EDITORIAL
Um mundo de hipócritas
Não, a utilização de offshores não é
necessariamente ilegal. Mas é completamente imoral.
DIOGO QUEIROZ DE ANDRADE
5 de Novembro de 2017, 21:21
Nota (OVOODOCORVO) Ver Também:
Os offshores têm dois tipos de utilização: os criminosos e
corruptos usam-nos para lavar dinheiro obtido de forma ilegal; muitos outros
usam-nos, de forma legal, para esconder o que têm e fugir aos impostos. Estes
mecanismos da finança internacional não servem para mais nada a não ser
permitir que os ricos fiquem mais ricos e que os criminosos tenham a vida
facilitada.
Por que é que ainda são legais? Porque as pessoas que
encabeçam os Estados e as instituições internacionais beneficiam directamente
deste estado de coisas — e de cada vez que se revelam os nomes por trás destes
esquemas aparecem invariavelmente os poderosos do mundo. Não é preciso
acreditar em teorias da conspiração e clubes de poderosos em que o destino do
planeta é decidido para ter nojo da política que se pratica na maioria das
instituições de poder, sejam elas governos ou empresas. Para ter nojo destes
comportamentos basta ter consciência, virtude rara em quem manda.
Os offshores são o principal motor da desigualdade económica
e social que se verifica no mundo. E, se essa desigualdade tem sido
tradicionalmente Norte-Sul, o cenário já mudou: a globalização permitiu que as
economias menos desenvolvidas recuperassem parte do atraso e hoje a
desigualdade que mais cresce é a que destrói a classe média nas sociedades
ocidentalizadas. Este tem sido o padrão no século XXI, marcado por uma longa
crise financeira e uma política que asfixia os cidadãos comuns com uma
austeridade rigorosa, ao mesmo tempo que se permitem — e incentivam —
mecanismos que enriquecem ainda mais os poderosos.

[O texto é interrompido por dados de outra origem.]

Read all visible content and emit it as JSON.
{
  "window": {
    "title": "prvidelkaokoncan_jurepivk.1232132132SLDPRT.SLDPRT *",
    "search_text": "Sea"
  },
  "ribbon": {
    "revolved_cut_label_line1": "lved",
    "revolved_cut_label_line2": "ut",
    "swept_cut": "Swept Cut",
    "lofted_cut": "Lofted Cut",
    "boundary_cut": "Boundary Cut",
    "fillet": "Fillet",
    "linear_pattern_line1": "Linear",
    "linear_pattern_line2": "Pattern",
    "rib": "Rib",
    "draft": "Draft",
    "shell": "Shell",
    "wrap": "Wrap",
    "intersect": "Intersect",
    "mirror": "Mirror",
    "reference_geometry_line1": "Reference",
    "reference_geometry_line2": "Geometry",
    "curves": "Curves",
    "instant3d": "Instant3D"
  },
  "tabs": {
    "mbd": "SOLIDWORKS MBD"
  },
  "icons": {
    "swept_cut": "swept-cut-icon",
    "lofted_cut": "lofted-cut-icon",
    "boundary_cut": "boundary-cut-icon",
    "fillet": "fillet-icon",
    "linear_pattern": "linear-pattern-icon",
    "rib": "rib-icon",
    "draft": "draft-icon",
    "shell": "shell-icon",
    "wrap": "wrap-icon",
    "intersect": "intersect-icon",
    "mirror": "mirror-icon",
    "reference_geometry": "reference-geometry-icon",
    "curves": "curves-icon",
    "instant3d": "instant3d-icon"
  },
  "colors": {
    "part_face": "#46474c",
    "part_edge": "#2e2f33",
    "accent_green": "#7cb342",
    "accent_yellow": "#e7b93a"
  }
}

Seria de esperar que a União Europeia, sempre tão pronta a
aplicar receitas que empobrecem despudoradamente os seus cidadãos, tivesse
coragem para criminalizar as relações com offshores. Seria de esperar que um
governo que se diz de esquerda — ou qualquer governo que se diga de bem —
recusasse ter um offshore (perdão, uma zona franca) no seu território. Mas não
é isso que acontece, nem em Portugal nem nos outros países europeus, nem nas
instituições internacionais. Já que não são capazes de acabar com os offshores,
acabem ao menos com a hipocrisia.
Uma última nota: mais uma vez foi a imprensa, numa notável
investigação lançada por um jornal alemão, a descobrir e a destacar este
escândalo de proporções mundiais. Quem ataca a imprensa livre quer precisamente
evitar que este tipo de informações chegue ao grande público.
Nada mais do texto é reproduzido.